U.S. v. Norris (9th Cir. - Nov. 4, 2019)

This seems right to me.  As well as pretty darn good police work.

Someone's sharing child pornography.  The police look up the IP address and discover that it's coming from a router in Apartment 242, and the police obtain a search warrant for that address.

Except that when they execute the warrant, they discover that there's not child porn on the computer there.  So where's the child porn coming from?  They download the access data from the router in that apartment and discover that someone else's computer has been access this router -- notwithstanding the fact that the router is password-protected.  Surprise!

Which is a pretty good move by the child pornographer at issue.  You're worried that the police might figure out it's you if you use peer-to-peer sharing over your own internet connection.  So you use the connection of someone else.  Someone innocent to cover your tracks.

So the police are stymied, but not for long.  They subsequently start using an open-source software program that's aptly named "Moocherhunter" to find out who's been using the router in Apartment 242.  They use a directional antenna and find out that the signal of the computer that's accessing the router in Apartment 242 is much stronger when it's pointed at . . . Apartment 243.

So the police then obtain a search warrant for Apartment 243.  And, lo and behold, they find two computers there that have indeed accessed the router in Apartment 242 and that contain kiddie porn.
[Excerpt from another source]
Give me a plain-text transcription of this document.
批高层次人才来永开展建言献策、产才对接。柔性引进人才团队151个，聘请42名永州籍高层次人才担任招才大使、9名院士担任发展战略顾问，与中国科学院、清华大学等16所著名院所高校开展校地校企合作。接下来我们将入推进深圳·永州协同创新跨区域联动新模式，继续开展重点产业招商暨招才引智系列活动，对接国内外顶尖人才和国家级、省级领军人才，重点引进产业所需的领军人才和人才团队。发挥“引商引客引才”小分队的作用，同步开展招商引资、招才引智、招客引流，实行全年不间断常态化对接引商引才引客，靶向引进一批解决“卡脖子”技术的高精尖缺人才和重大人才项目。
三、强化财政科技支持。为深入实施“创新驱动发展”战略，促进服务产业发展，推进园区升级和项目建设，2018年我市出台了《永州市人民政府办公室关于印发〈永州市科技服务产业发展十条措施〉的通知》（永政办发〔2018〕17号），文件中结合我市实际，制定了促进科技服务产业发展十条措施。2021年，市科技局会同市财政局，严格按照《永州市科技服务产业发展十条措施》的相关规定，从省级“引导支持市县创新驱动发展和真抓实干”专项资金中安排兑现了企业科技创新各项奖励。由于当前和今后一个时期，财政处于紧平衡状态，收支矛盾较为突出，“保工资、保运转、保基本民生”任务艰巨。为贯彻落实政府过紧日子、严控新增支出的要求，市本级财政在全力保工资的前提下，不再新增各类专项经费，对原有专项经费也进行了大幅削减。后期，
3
Hence the arrest and conviction.

The defendant appeals, saying that the "search" using the Moocherhunter software violated the Fourth Amendment.  But the Ninth Circuit disagrees.  Which seems right.  If you're pumping out electronic transmissions from your computer to pimp your neighbor's password-protected internet connection without his consent, it's not impermissible for the police (or anyone else) to investigate where those transmissions are coming from.  You shouldn't be grabbing their internet in the first place, and your transmissions are in any event public and it's okay for someone else (including but not limited to the police) to point software in your direction to figure out where those transmissions are coming from.

Makes sense to me.  As well as to Judge Rawlinson and the rest of the panel.